I wouldn't discover the virtues of real radio adventure for many years, when I finally got hold of some of those great Shadow episodes. Nowadays that stuff is very available. Most recently I got hold of the Doc Savage adaptations from public radio, both ran in the 80's. Lots of fun.

Rip Off

Karen said...

The stations I recall listening to were LA-based, KROQ and KLOS. I think one of them used to do a "Christmas with the Beatles" show each year.
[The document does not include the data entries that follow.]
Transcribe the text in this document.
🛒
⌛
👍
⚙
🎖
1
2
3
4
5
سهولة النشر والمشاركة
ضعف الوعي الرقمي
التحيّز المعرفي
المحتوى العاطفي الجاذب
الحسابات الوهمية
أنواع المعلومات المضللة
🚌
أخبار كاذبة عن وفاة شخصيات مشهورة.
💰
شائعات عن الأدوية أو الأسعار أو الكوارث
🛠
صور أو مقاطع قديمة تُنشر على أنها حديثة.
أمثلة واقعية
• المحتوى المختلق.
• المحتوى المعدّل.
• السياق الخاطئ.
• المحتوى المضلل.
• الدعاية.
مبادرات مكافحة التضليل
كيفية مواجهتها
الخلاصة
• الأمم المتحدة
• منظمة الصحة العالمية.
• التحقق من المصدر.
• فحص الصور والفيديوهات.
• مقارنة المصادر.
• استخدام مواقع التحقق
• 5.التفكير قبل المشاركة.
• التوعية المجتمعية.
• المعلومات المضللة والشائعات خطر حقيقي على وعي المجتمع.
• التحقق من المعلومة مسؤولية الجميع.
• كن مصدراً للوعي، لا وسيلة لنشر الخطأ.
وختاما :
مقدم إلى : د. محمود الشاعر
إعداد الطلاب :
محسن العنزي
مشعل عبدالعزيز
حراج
I used to sit next to my boom box to record mix tapes with all these obscure Beatles tracks they would play.

When I got in my late teens I mostly listened to college radio, with the Cal Poly -San Luis Obispo station at the top of my list (can;t recall the call sign). it was often hard to pull in, but always worth it, as it played this new thing called "punk." :)

Edo -KFOG was my favorite station when I lived in the Bay Area, especially the "Ten at Ten" show with Dave Maury!

david_b said...

Some 'I Feel Fine' finds..:

Rare Germany '66 ~

Fun music video filmed in '65 ~

'Course here's the fish 'n chips one Epstein refused to distribute.. ~


Redartz said...

Good stuff, david_b! Loved Ringo on the stationary bicycle. Thanks for sharing!